Soon after returning to the U.S., she decided to devote her energies to Africa and seized on the idea of microfinance: making loans to families and small businesses with little or no access to traditional financial services. The organization she started, MicroFinancing Partners in Africa, raises grants for select microfinancing organizations that, in turn, lend the money to African families. So far, MPA works with three organizations: Jamii Bora, the largest microfinancing organization in Kenya; the Cow Project in Uganda; and Bukoba Women’s Empowerment Association in Tanzania.

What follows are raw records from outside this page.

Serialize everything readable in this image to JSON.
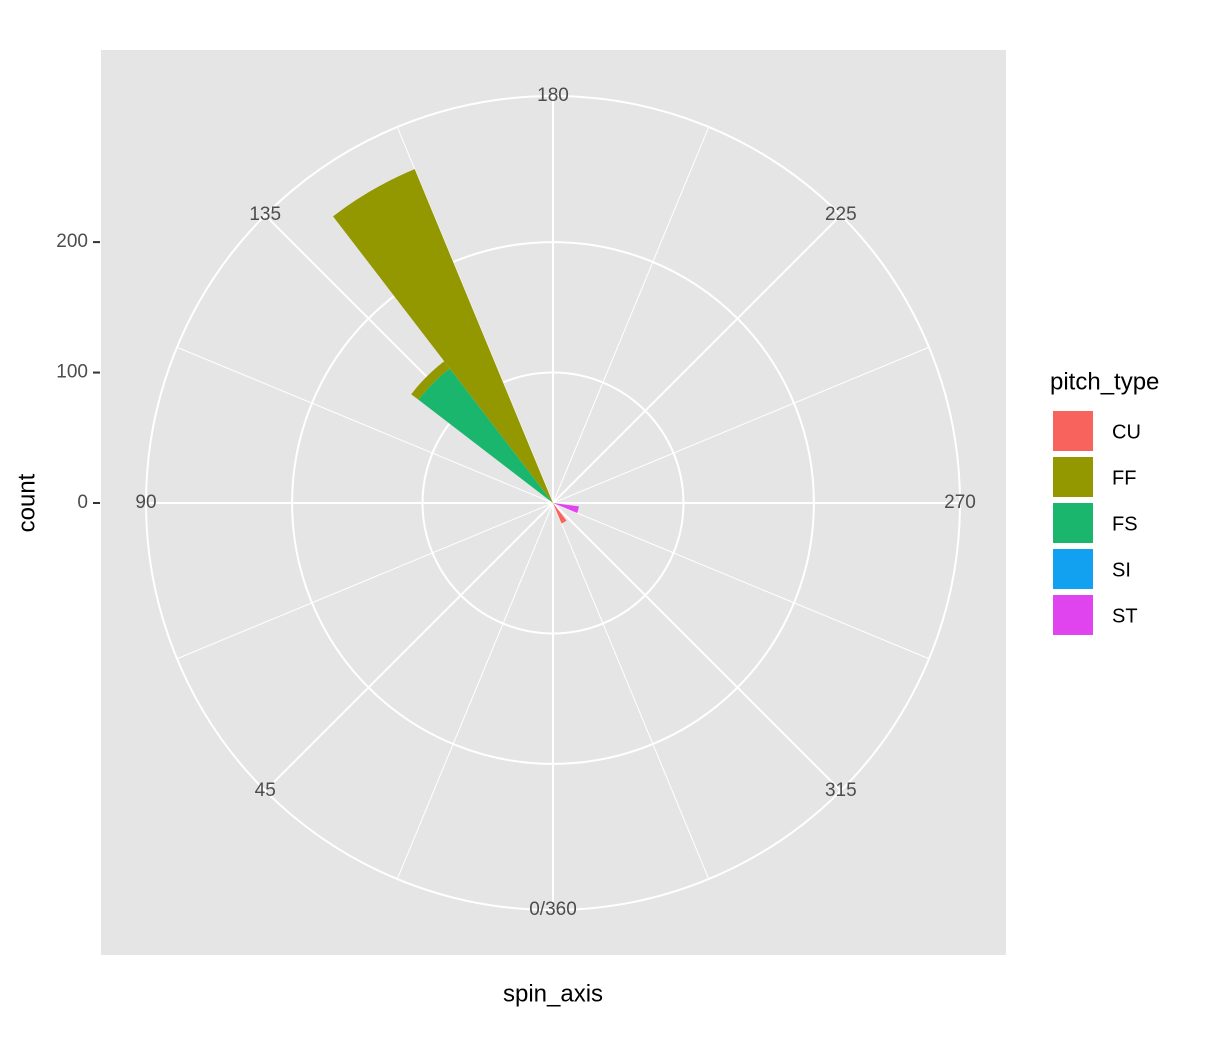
{
  "chart_data": {
    "type": "polar_bar",
    "x_label": "spin_axis",
    "y_label": "count",
    "legend_title": "pitch_type",
    "legend_position": "right",
    "bin_width": 15,
    "series": [
      {
        "name": "ST",
        "color": "#E044EE",
        "x": [
          285
        ],
        "values": [
          20
        ]
      },
      {
        "name": "SI",
        "color": "#12A0F0",
        "x": [],
        "values": []
      },
      {
        "name": "FS",
        "color": "#1AB66E",
        "x": [
          135
        ],
        "values": [
          130
        ]
      },
      {
        "name": "FF",
        "color": "#939800",
        "x": [
          135,
          150
        ],
        "values": [
          7,
          277
        ]
      },
      {
        "name": "CU",
        "color": "#F8645D",
        "x": [
          330
        ],
        "values": [
          17
        ]
      }
    ],
    "xlim": [
      0,
      360
    ],
    "xticks": [
      {
        "value": 0,
        "label": "0/360"
      },
      45,
      90,
      135,
      180,
      225,
      270,
      315
    ],
    "xminor": [
      22.5,
      67.5,
      112.5,
      157.5,
      202.5,
      247.5,
      292.5,
      337.5
    ],
    "ylim": [
      0,
      312
    ],
    "yticks": [
      0,
      100,
      200
    ],
    "grid": true
  }
}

“I was new to microfinance, so I realized I could best contribute by raising funds for organizations that were already helping people,” says Sister Temporiti. She visits Africa a few times a year to oversee how the groups are using MPA’s grants.

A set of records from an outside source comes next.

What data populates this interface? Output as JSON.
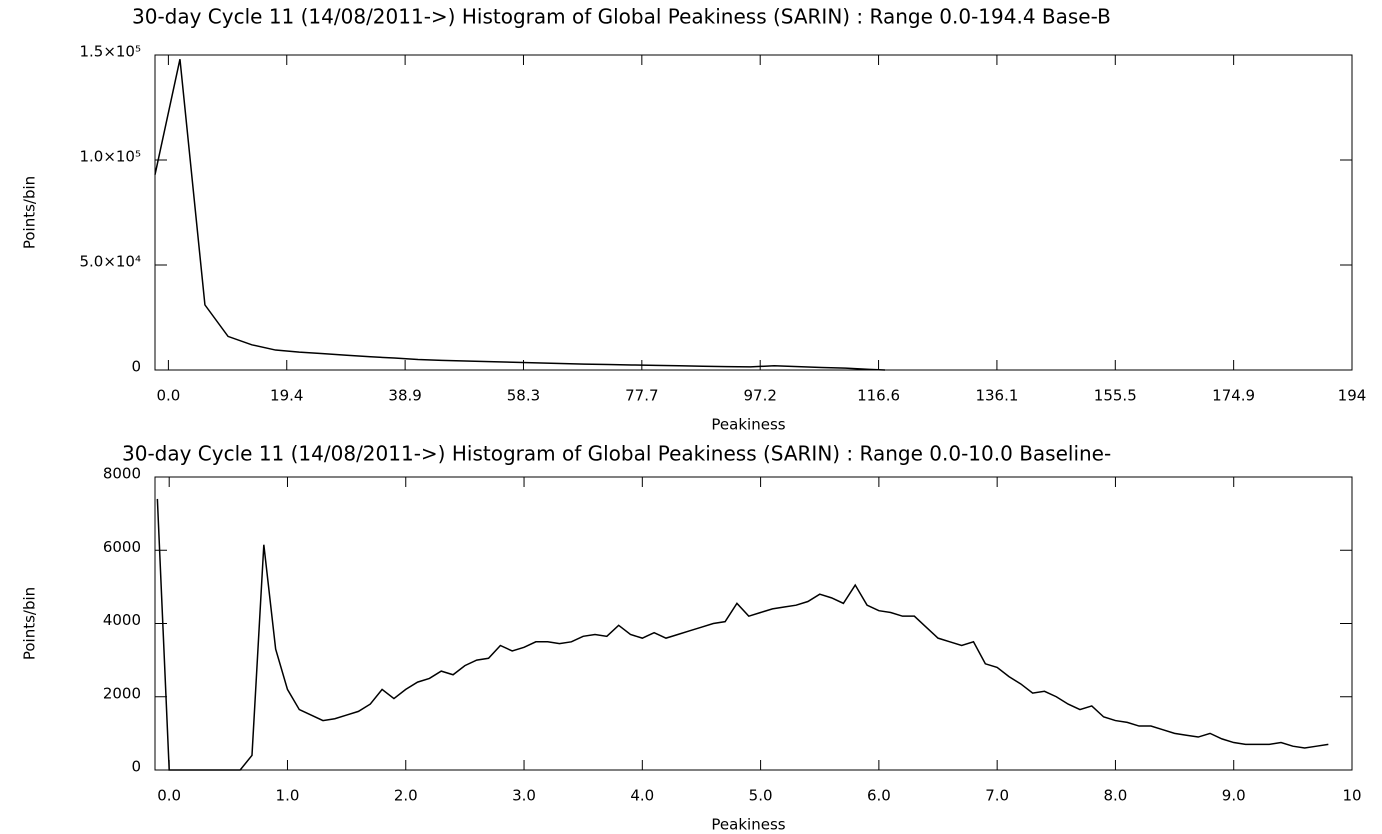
{
  "chart_data": [
    {
      "type": "line",
      "title": "30-day Cycle 11 (14/08/2011->) Histogram of Global Peakiness (SARIN) :  Range 0.0-194.4 Base-B",
      "x_label": "Peakiness",
      "y_label": "Points/bin",
      "color": "#000000",
      "x": [
        -2.2,
        1.9,
        6.0,
        9.8,
        13.7,
        17.6,
        21.5,
        25.4,
        29.3,
        33.2,
        37.1,
        41.0,
        44.9,
        48.8,
        52.7,
        56.6,
        60.5,
        64.4,
        68.3,
        72.2,
        76.1,
        80.0,
        83.9,
        87.8,
        91.7,
        95.6,
        99.5,
        103.4,
        107.3,
        111.2,
        115.1,
        117.7
      ],
      "values": [
        93000,
        148000,
        31000,
        16000,
        12000,
        9500,
        8500,
        7800,
        7000,
        6300,
        5700,
        5000,
        4600,
        4300,
        4000,
        3700,
        3400,
        3100,
        2800,
        2600,
        2400,
        2200,
        2000,
        1800,
        1600,
        1500,
        2000,
        1600,
        1200,
        900,
        300,
        0
      ],
      "xlim": [
        -2.2,
        194.4
      ],
      "xticks": [
        {
          "value": 0,
          "label": "0.0"
        },
        {
          "value": 19.44,
          "label": "19.4"
        },
        {
          "value": 38.88,
          "label": "38.9"
        },
        {
          "value": 58.32,
          "label": "58.3"
        },
        {
          "value": 77.76,
          "label": "77.7"
        },
        {
          "value": 97.2,
          "label": "97.2"
        },
        {
          "value": 116.64,
          "label": "116.6"
        },
        {
          "value": 136.08,
          "label": "136.1"
        },
        {
          "value": 155.52,
          "label": "155.5"
        },
        {
          "value": 174.96,
          "label": "174.9"
        },
        {
          "value": 194.4,
          "label": "194"
        }
      ],
      "ylim": [
        0,
        150000
      ],
      "yticks": [
        0,
        {
          "value": 50000,
          "label": "5.0×10⁴"
        },
        {
          "value": 100000,
          "label": "1.0×10⁵"
        },
        {
          "value": 150000,
          "label": "1.5×10⁵"
        }
      ]
    },
    {
      "type": "line",
      "title": "30-day Cycle 11 (14/08/2011->) Histogram of Global Peakiness (SARIN) :  Range 0.0-10.0 Baseline-",
      "x_label": "Peakiness",
      "y_label": "Points/bin",
      "color": "#000000",
      "x": [
        -0.1,
        0.0,
        0.1,
        0.2,
        0.3,
        0.4,
        0.5,
        0.6,
        0.7,
        0.8,
        0.9,
        1.0,
        1.1,
        1.2,
        1.3,
        1.4,
        1.5,
        1.6,
        1.7,
        1.8,
        1.9,
        2.0,
        2.1,
        2.2,
        2.3,
        2.4,
        2.5,
        2.6,
        2.7,
        2.8,
        2.9,
        3.0,
        3.1,
        3.2,
        3.3,
        3.4,
        3.5,
        3.6,
        3.7,
        3.8,
        3.9,
        4.0,
        4.1,
        4.2,
        4.3,
        4.4,
        4.5,
        4.6,
        4.7,
        4.8,
        4.9,
        5.0,
        5.1,
        5.2,
        5.3,
        5.4,
        5.5,
        5.6,
        5.7,
        5.8,
        5.9,
        6.0,
        6.1,
        6.2,
        6.3,
        6.4,
        6.5,
        6.6,
        6.7,
        6.8,
        6.9,
        7.0,
        7.1,
        7.2,
        7.3,
        7.4,
        7.5,
        7.6,
        7.7,
        7.8,
        7.9,
        8.0,
        8.1,
        8.2,
        8.3,
        8.4,
        8.5,
        8.6,
        8.7,
        8.8,
        8.9,
        9.0,
        9.1,
        9.2,
        9.3,
        9.4,
        9.5,
        9.6,
        9.7,
        9.8
      ],
      "values": [
        7400,
        0,
        0,
        0,
        0,
        0,
        0,
        0,
        400,
        6150,
        3300,
        2200,
        1650,
        1500,
        1350,
        1400,
        1500,
        1600,
        1800,
        2200,
        1950,
        2200,
        2400,
        2500,
        2700,
        2600,
        2850,
        3000,
        3050,
        3400,
        3250,
        3350,
        3500,
        3500,
        3450,
        3500,
        3650,
        3700,
        3650,
        3950,
        3700,
        3600,
        3750,
        3600,
        3700,
        3800,
        3900,
        4000,
        4050,
        4550,
        4200,
        4300,
        4400,
        4450,
        4500,
        4600,
        4800,
        4700,
        4550,
        5050,
        4500,
        4350,
        4300,
        4200,
        4200,
        3900,
        3600,
        3500,
        3400,
        3500,
        2900,
        2800,
        2550,
        2350,
        2100,
        2150,
        2000,
        1800,
        1650,
        1750,
        1450,
        1350,
        1300,
        1200,
        1200,
        1100,
        1000,
        950,
        900,
        1000,
        850,
        750,
        700,
        700,
        700,
        750,
        650,
        600,
        650,
        700
      ],
      "xlim": [
        -0.12,
        10
      ],
      "xticks": [
        {
          "value": 0,
          "label": "0.0"
        },
        {
          "value": 1,
          "label": "1.0"
        },
        {
          "value": 2,
          "label": "2.0"
        },
        {
          "value": 3,
          "label": "3.0"
        },
        {
          "value": 4,
          "label": "4.0"
        },
        {
          "value": 5,
          "label": "5.0"
        },
        {
          "value": 6,
          "label": "6.0"
        },
        {
          "value": 7,
          "label": "7.0"
        },
        {
          "value": 8,
          "label": "8.0"
        },
        {
          "value": 9,
          "label": "9.0"
        },
        10
      ],
      "ylim": [
        0,
        8000
      ],
      "yticks": [
        0,
        2000,
        4000,
        6000,
        8000
      ]
    }
  ]
}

Her organization has four part-time staffers and 15 volunteer board members; as
president, Sister Temporiti runs much of the day-to-day operations. She closed her therapy practice to focus on MPA, but continues to work one day a week supervising new therapists. Since 2006, MPA has
raised more than $1 million from individuals, religious communities and corporations. “We organize galas, trivia nights, dinners and other events—whatever works to raise funds,” Sister Temporiti says.
“When my grandmother came to America, someone gave her a small loan to open a grocery store, and that store supported my family for several generations,” she says. “What we’re doing with MPA is no different: We’re just giving people in Africa the opportunity to provide for their families.”